Siemens emploie environ 280 salariés dans l’énergie solaire, principalement en Israël. Il avait acheté en octobre 2009 pour 280 millions d’euros la société israélienne Solel Solar Systems, qui compose encore aujourd’hui une grande partie de ses activités solaires, espérant répéter dans le photovoltaïque et les centrales solaires à concentration le succès qu’il a connu dans l’éolien. Mais depuis 2011, cette activité a perdu au minimum 784 millions d’euros.
Le groupe a donc décidé de jeter l’éponge dans ce secteur, soumis à une féroce concurrence chinoise. Il a annoncé en octobre qu’il mettait ses activités en vente. Aucun deal n’ayant été conclu, il est déterminé à retirer la prise d’ici le printemps 2014, tout en honorant dans l’intervalle les commandes en cours.

Plus de 40 victimes

Le cas de Siemens est loin d’être isolé. Le secteur solaire en général, et le photovoltaïque en particulier, est sinistré. La surcapacité dans le secteur se situerait entre 150% et 230%. La demande plus faible en Europe et la concurrence des panneaux à bas prix fabriqués en Chine ont provoqué des ravages chez les fabricants européens, américains et japonais. Si 68% des panneaux photovoltaïques sont encore installés en Europe, ils sont produits, à 69%, en Chine.
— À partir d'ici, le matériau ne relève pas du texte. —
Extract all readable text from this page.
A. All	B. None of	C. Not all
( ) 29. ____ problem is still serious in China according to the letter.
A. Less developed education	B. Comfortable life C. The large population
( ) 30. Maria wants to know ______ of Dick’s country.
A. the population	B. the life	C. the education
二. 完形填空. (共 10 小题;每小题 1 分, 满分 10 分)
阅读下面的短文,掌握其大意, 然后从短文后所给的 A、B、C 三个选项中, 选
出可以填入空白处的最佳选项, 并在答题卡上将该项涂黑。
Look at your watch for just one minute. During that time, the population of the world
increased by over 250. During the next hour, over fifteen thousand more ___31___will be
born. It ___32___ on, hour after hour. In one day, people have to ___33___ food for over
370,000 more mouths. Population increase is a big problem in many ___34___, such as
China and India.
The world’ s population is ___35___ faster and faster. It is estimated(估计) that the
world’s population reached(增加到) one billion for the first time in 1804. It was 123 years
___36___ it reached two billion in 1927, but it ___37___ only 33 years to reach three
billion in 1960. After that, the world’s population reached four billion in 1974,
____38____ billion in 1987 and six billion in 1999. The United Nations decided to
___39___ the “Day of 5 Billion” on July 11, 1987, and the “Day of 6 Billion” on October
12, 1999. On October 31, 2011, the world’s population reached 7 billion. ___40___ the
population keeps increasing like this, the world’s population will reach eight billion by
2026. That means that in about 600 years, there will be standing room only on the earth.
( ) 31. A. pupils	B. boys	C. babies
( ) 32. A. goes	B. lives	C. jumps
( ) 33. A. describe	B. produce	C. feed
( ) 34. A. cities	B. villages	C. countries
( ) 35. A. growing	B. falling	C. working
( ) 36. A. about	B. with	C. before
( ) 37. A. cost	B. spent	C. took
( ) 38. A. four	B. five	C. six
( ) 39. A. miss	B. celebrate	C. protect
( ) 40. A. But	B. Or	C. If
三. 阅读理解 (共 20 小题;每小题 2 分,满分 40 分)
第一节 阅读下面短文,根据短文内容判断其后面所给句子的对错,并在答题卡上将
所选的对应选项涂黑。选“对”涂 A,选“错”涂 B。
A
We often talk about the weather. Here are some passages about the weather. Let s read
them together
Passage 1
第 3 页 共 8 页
Selon un décompte — incomplet — de Greentech Media, spécialisé dans les technologies vertes, une quarantaine de sociétés auraient fait faillite ou stoppé leurs activités dans le secteur depuis 2012. Parmi elles, l’Allemand Bosch, qui a annoncé fin mars vouloir céder ou fermer ses activités photovoltaïques regroupées dans sa division Solar Energy, qui emploie quelque 3.000 personnes.
Une autre société du secteur faisait l’actualité, ce lundi: Solarworld AG, le plus grand fabricant de panneaux solaires en Allemagne. Selon une série de journaux, l’entreprise, en lourde perte, pourrait être sauvée par Qatar Solar Technologies, une filiale de Qatar Foundation, qui aiderait à financer sa restructuration en prenant 30% du capital.
La Belgique n’a pas été épargnée par le phénomène. L’unique fabricant belge de cellules photovoltaïques, Photovoltech, qui était détenu par Total et GDF Suez, a fait faillite en 2012, entraînant dans sa chute 267 emplois. En 2012 toujours, Bekaert annonçait une restructuration, suite notamment à l’effondrement des activités solaires, qui affectent ses ventes de fil à scier en Chine.